When the results of the survey indicate a potential genetic link, Probably Genetic sends a free genetic test kit to the person’s home. And, following a quick and easy swab of the inner cheek to collect a saliva sample, you send the kit back for processing at no cost. The clinical genetic report will be available for you in eight weeks. The process is painless and gives high-quality results. If you have previously struggled through blood draws, an amniocentesis, biopsies, or other ways to gather DNA for genetic tests, you will be happy to see that this method is easy and reliable.
Let’s say you’ve gone to the trouble to get one or more genetic tests in the past, maybe a panel or copy number variant analysis, and didn’t find any valuable information that helped your loved one. The current state of genetic testing is more powerful than even a few years ago. Even if you have identified some genetic differences, repeat testing with current technology is a good idea. For some, the report will share information already known. But for others, it could shed new light on weeks, months, or years of diagnostic uncertainty. A specific and accurate diagnosis can open up a whole new world of information, resources, and community.
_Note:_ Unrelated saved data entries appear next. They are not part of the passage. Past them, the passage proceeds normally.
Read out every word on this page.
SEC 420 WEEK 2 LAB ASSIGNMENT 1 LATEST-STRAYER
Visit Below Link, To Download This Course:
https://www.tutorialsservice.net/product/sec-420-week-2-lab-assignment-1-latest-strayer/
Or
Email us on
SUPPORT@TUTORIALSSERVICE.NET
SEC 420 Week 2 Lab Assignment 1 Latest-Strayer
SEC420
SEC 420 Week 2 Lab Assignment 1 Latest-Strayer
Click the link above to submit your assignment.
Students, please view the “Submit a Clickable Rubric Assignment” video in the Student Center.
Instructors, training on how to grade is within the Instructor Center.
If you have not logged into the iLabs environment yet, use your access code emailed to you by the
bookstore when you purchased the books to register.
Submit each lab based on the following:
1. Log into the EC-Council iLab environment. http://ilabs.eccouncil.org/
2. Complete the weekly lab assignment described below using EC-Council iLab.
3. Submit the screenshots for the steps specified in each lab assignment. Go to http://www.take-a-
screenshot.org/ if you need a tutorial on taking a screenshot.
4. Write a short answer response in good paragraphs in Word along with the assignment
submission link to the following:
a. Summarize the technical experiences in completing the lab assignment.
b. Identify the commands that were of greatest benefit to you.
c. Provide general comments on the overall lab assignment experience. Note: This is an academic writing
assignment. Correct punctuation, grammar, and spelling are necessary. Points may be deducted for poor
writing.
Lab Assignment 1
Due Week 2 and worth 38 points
The more we learn about diseases like SYNGAP1 and its link to other diagnoses, like autism, the closer we will come to developing – and ensuring we have – the best treatments and therapies for the many warriors (and their families) out there.
Ellen Feldman is the Board President of the Animal Care Sanctuary, a Board of Governor and Regional Vice President of the Arc of New York, and parent to Matthew, a Syngapian living in New York.